I'll admit, I used to watch American Chopper back in the day. It was the early days of reality TV and it was about motorcycles, which I love. Looking back, I'm not proud of it. The show was a mess, as was Orange County Choppers.
It was all about manufactured drama and not enough about building good bikes. And seriously, they did not make good bikes. Most of the time, the bikes didn't even run. They were display-only bikes for big clients who didn't care whatsoever whether they could be ridden or not.
Again, they didn't even have to work.
No better example of this is OCC's Geico bike, a raked-out, supercharged, high-compression chopper that supposedly made 300 horsepower. It didn't, nor did it ever really run. But it recently resurfaced after years of display thanks to the guys over at the YouTube channel Bikes and Beards.
And after messing with it, dynoing it, and then trying to ride it, they gave up on getting this very bad chopper to actually run right. That's why they sent it over to Craig at The Bearded Mechanic who's basically the motorcycle whisperer. If he can't get it to run, no one can.
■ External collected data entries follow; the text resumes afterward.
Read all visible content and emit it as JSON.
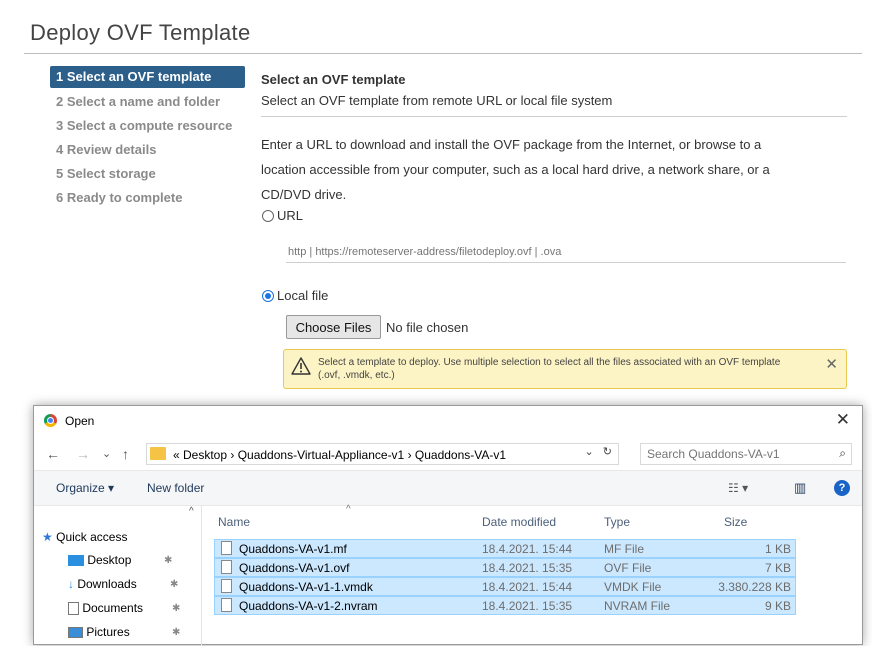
{
  "wizard": {
    "title": "Deploy OVF Template",
    "steps": [
      {
        "label": "1 Select an OVF template",
        "active": true
      },
      {
        "label": "2 Select a name and folder"
      },
      {
        "label": "3 Select a compute resource"
      },
      {
        "label": "4 Review details"
      },
      {
        "label": "5 Select storage"
      },
      {
        "label": "6 Ready to complete"
      }
    ],
    "section_title": "Select an OVF template",
    "section_subtitle": "Select an OVF template from remote URL or local file system",
    "description_lines": [
      "Enter a URL to download and install the OVF package from the Internet, or browse to a",
      "location accessible from your computer, such as a local hard drive, a network share, or a",
      "CD/DVD drive."
    ],
    "url_option_label": "URL",
    "url_placeholder": "http | https://remoteserver-address/filetodeploy.ovf | .ova",
    "local_option_label": "Local file",
    "choose_button_label": "Choose Files",
    "no_file_text": "No file chosen",
    "warning_text": "Select a template to deploy. Use multiple selection to select all the files associated with an OVF template (.ovf, .vmdk, etc.)"
  },
  "dialog": {
    "title": "Open",
    "close_glyph": "✕",
    "back_glyph": "←",
    "forward_glyph": "→",
    "recent_glyph": "⌄",
    "up_glyph": "↑",
    "breadcrumb": "« Desktop  ›  Quaddons-Virtual-Appliance-v1  ›  Quaddons-VA-v1",
    "address_dropdown_glyph": "⌄",
    "refresh_glyph": "↻",
    "search_placeholder": "Search Quaddons-VA-v1",
    "search_icon_glyph": "⌕",
    "organize_label": "Organize ▾",
    "new_folder_label": "New folder",
    "view_glyph": "☷ ▾",
    "pane_glyph": "▥",
    "help_glyph": "?",
    "sort_glyph": "^",
    "sidebar": [
      {
        "label": "Quick access",
        "icon": "star-icon"
      },
      {
        "label": "Desktop",
        "icon": "desktop-icon"
      },
      {
        "label": "Downloads",
        "icon": "download-icon"
      },
      {
        "label": "Documents",
        "icon": "documents-icon"
      },
      {
        "label": "Pictures",
        "icon": "pictures-icon"
      }
    ],
    "pin_glyph": "📌",
    "columns": [
      "Name",
      "Date modified",
      "Type",
      "Size"
    ],
    "files": [
      {
        "name": "Quaddons-VA-v1.mf",
        "date": "18.4.2021. 15:44",
        "type": "MF File",
        "size": "1 KB"
      },
      {
        "name": "Quaddons-VA-v1.ovf",
        "date": "18.4.2021. 15:35",
        "type": "OVF File",
        "size": "7 KB"
      },
      {
        "name": "Quaddons-VA-v1-1.vmdk",
        "date": "18.4.2021. 15:44",
        "type": "VMDK File",
        "size": "3.380.228 KB"
      },
      {
        "name": "Quaddons-VA-v1-2.nvram",
        "date": "18.4.2021. 15:35",
        "type": "NVRAM File",
        "size": "9 KB"
      }
    ]
  }
}
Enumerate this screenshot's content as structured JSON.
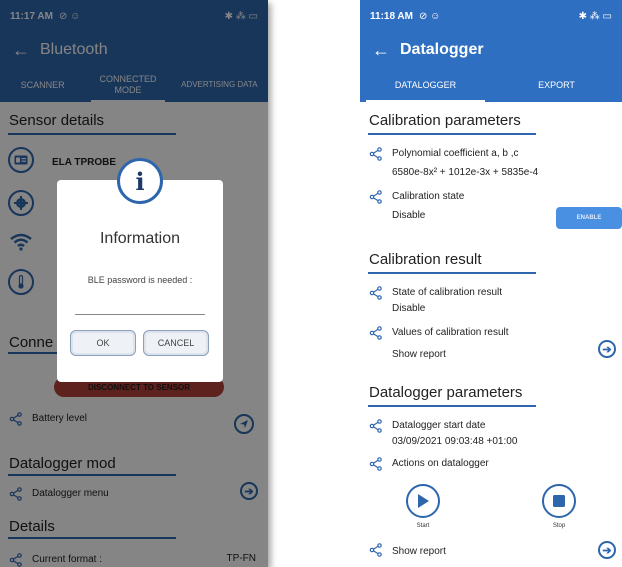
{
  "colors": {
    "primary": "#2e66ad",
    "accent": "#2f6fc2",
    "danger": "#b5413b"
  },
  "left": {
    "status": {
      "time": "11:17 AM",
      "icons_left": "⊘ ☺",
      "icons_right": "✱ ⁂ ▭"
    },
    "appbar": {
      "back": "←",
      "title": "Bluetooth"
    },
    "tabs": [
      {
        "label": "SCANNER",
        "active": false
      },
      {
        "label": "CONNECTED MODE",
        "active": true
      },
      {
        "label": "ADVERTISING DATA",
        "active": false
      }
    ],
    "sensor_details": {
      "title": "Sensor details",
      "device_name": "ELA TPROBE"
    },
    "connection": {
      "title": "Conne"
    },
    "disconnect_label": "DISCONNECT TO SENSOR",
    "battery": {
      "label": "Battery level"
    },
    "datalogger_mod": {
      "title": "Datalogger mod",
      "menu_label": "Datalogger menu"
    },
    "details": {
      "title": "Details",
      "row_label": "Current format :",
      "row_value": "TP-FN"
    },
    "dialog": {
      "icon": "i",
      "title": "Information",
      "message": "BLE password is needed :",
      "input_value": "",
      "ok_label": "OK",
      "cancel_label": "CANCEL"
    }
  },
  "right": {
    "status": {
      "time": "11:18 AM",
      "icons_left": "⊘ ☺",
      "icons_right": "✱ ⁂ ▭"
    },
    "appbar": {
      "back": "←",
      "title": "Datalogger"
    },
    "tabs": [
      {
        "label": "DATALOGGER",
        "active": true
      },
      {
        "label": "EXPORT",
        "active": false
      }
    ],
    "calibration_parameters": {
      "title": "Calibration parameters",
      "coef_label": "Polynomial coefficient a, b ,c",
      "coef_value": "6580e-8x² + 1012e-3x + 5835e-4",
      "state_label": "Calibration state",
      "state_value": "Disable",
      "state_button": "ENABLE"
    },
    "calibration_result": {
      "title": "Calibration result",
      "state_label": "State of calibration result",
      "state_value": "Disable",
      "values_label": "Values of calibration result",
      "values_value": "Show report"
    },
    "datalogger_parameters": {
      "title": "Datalogger parameters",
      "start_label": "Datalogger start date",
      "start_value": "03/09/2021 09:03:48 +01:00",
      "actions_label": "Actions on datalogger",
      "start_button": "Start",
      "stop_button": "Stop",
      "report_label": "Show report"
    },
    "arrow": "➔"
  }
}
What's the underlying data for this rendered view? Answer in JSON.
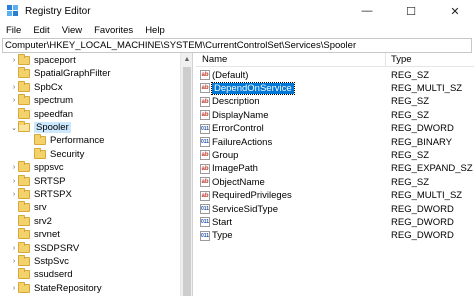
{
  "window": {
    "title": "Registry Editor",
    "minimize": "—",
    "maximize": "☐",
    "close": "✕"
  },
  "menu": [
    "File",
    "Edit",
    "View",
    "Favorites",
    "Help"
  ],
  "address": "Computer\\HKEY_LOCAL_MACHINE\\SYSTEM\\CurrentControlSet\\Services\\Spooler",
  "tree": [
    {
      "label": "spaceport",
      "chevron": "›",
      "indent": 0
    },
    {
      "label": "SpatialGraphFilter",
      "chevron": "",
      "indent": 0
    },
    {
      "label": "SpbCx",
      "chevron": "›",
      "indent": 0
    },
    {
      "label": "spectrum",
      "chevron": "›",
      "indent": 0
    },
    {
      "label": "speedfan",
      "chevron": "",
      "indent": 0
    },
    {
      "label": "Spooler",
      "chevron": "⌄",
      "indent": 0,
      "selected": true
    },
    {
      "label": "Performance",
      "chevron": "",
      "indent": 1
    },
    {
      "label": "Security",
      "chevron": "",
      "indent": 1
    },
    {
      "label": "sppsvc",
      "chevron": "›",
      "indent": 0
    },
    {
      "label": "SRTSP",
      "chevron": "›",
      "indent": 0
    },
    {
      "label": "SRTSPX",
      "chevron": "›",
      "indent": 0
    },
    {
      "label": "srv",
      "chevron": "",
      "indent": 0
    },
    {
      "label": "srv2",
      "chevron": "",
      "indent": 0
    },
    {
      "label": "srvnet",
      "chevron": "",
      "indent": 0
    },
    {
      "label": "SSDPSRV",
      "chevron": "›",
      "indent": 0
    },
    {
      "label": "SstpSvc",
      "chevron": "›",
      "indent": 0
    },
    {
      "label": "ssudserd",
      "chevron": "",
      "indent": 0
    },
    {
      "label": "StateRepository",
      "chevron": "›",
      "indent": 0
    }
  ],
  "columns": {
    "name": "Name",
    "type": "Type"
  },
  "values": [
    {
      "name": "(Default)",
      "type": "REG_SZ",
      "icon": "ab"
    },
    {
      "name": "DependOnService",
      "type": "REG_MULTI_SZ",
      "icon": "ab",
      "selected": true
    },
    {
      "name": "Description",
      "type": "REG_SZ",
      "icon": "ab"
    },
    {
      "name": "DisplayName",
      "type": "REG_SZ",
      "icon": "ab"
    },
    {
      "name": "ErrorControl",
      "type": "REG_DWORD",
      "icon": "bin"
    },
    {
      "name": "FailureActions",
      "type": "REG_BINARY",
      "icon": "bin"
    },
    {
      "name": "Group",
      "type": "REG_SZ",
      "icon": "ab"
    },
    {
      "name": "ImagePath",
      "type": "REG_EXPAND_SZ",
      "icon": "ab"
    },
    {
      "name": "ObjectName",
      "type": "REG_SZ",
      "icon": "ab"
    },
    {
      "name": "RequiredPrivileges",
      "type": "REG_MULTI_SZ",
      "icon": "ab"
    },
    {
      "name": "ServiceSidType",
      "type": "REG_DWORD",
      "icon": "bin"
    },
    {
      "name": "Start",
      "type": "REG_DWORD",
      "icon": "bin"
    },
    {
      "name": "Type",
      "type": "REG_DWORD",
      "icon": "bin"
    }
  ],
  "icon_glyphs": {
    "ab": "ab",
    "bin": "011"
  }
}
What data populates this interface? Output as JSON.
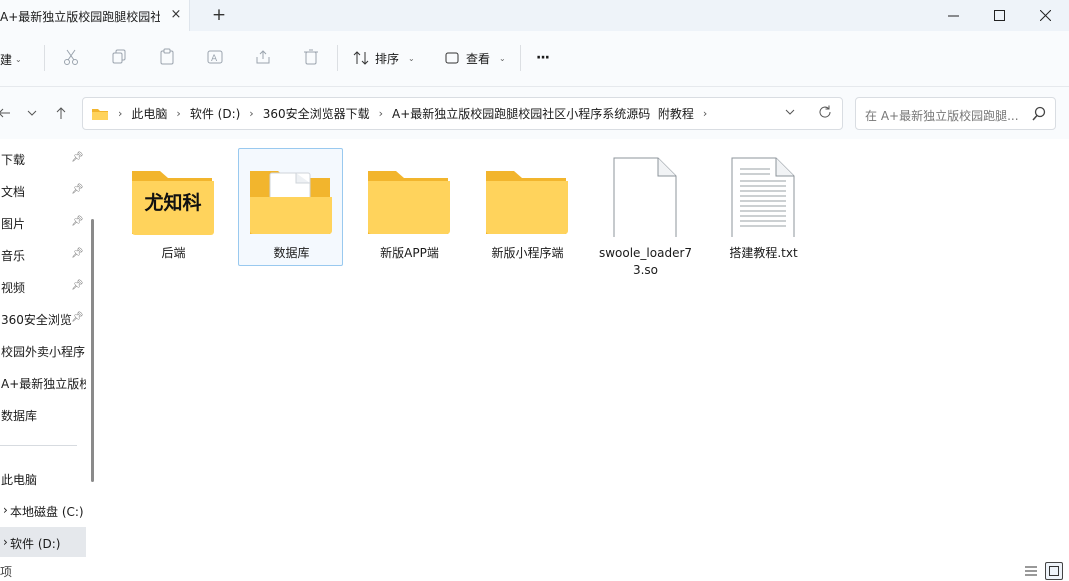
{
  "window": {
    "tab_title": "A+最新独立版校园跑腿校园社",
    "tab_close": "×",
    "tab_add": "+"
  },
  "toolbar": {
    "new_label": "新建",
    "sort_label": "排序",
    "view_label": "查看",
    "more_label": "···"
  },
  "address": {
    "breadcrumbs": [
      "此电脑",
      "软件 (D:)",
      "360安全浏览器下载",
      "A+最新独立版校园跑腿校园社区小程序系统源码  附教程"
    ],
    "search_placeholder": "在 A+最新独立版校园跑腿..."
  },
  "sidebar": {
    "quick": [
      {
        "label": "下载",
        "pinned": true
      },
      {
        "label": "文档",
        "pinned": true
      },
      {
        "label": "图片",
        "pinned": true
      },
      {
        "label": "音乐",
        "pinned": true
      },
      {
        "label": "视频",
        "pinned": true
      },
      {
        "label": "360安全浏览",
        "pinned": true
      },
      {
        "label": "校园外卖小程序",
        "pinned": false
      },
      {
        "label": "A+最新独立版校",
        "pinned": false
      },
      {
        "label": "数据库",
        "pinned": false
      }
    ],
    "pc_label": "此电脑",
    "drives": [
      {
        "label": "本地磁盘 (C:)",
        "selected": false
      },
      {
        "label": "软件 (D:)",
        "selected": true
      }
    ]
  },
  "files": [
    {
      "name": "后端",
      "type": "folder-thumb",
      "thumb_text": "尤知科"
    },
    {
      "name": "数据库",
      "type": "folder-doc",
      "selected": true
    },
    {
      "name": "新版APP端",
      "type": "folder"
    },
    {
      "name": "新版小程序端",
      "type": "folder"
    },
    {
      "name": "swoole_loader73.so",
      "type": "file"
    },
    {
      "name": "搭建教程.txt",
      "type": "text-file"
    }
  ],
  "status": {
    "left_text": "项"
  },
  "colors": {
    "folder_back": "#f2b52d",
    "folder_front": "#ffd35c",
    "selection_border": "#99c9ef",
    "titlebar_bg": "#eef3f9"
  }
}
Craig starts off by essentially tearing all of the known issues down. He pulls the starter, the battery, the injectors, fuel lines, and more, and then sets about seeing what works, what doesn't, what's gummed up, and if there's any method to OCC's madness. There isn't, by the way.
One of the biggest issues is that the original bike's starter was just shit. It was too small and never worked, so Craig had a new one made, but it didn't exactly fit in the original location. So he had to grind pieces down to get it to sit right.
Very OCC, Craig, very OCC.
But will all of Craig's hard work pay off? I'm not going to spoil the ending for you because Craig's work ethic is second to none. Honestly, I'd really love to just hang with him and watch him work. Or for him to teach me the finer points of wiring insanity. I could use it.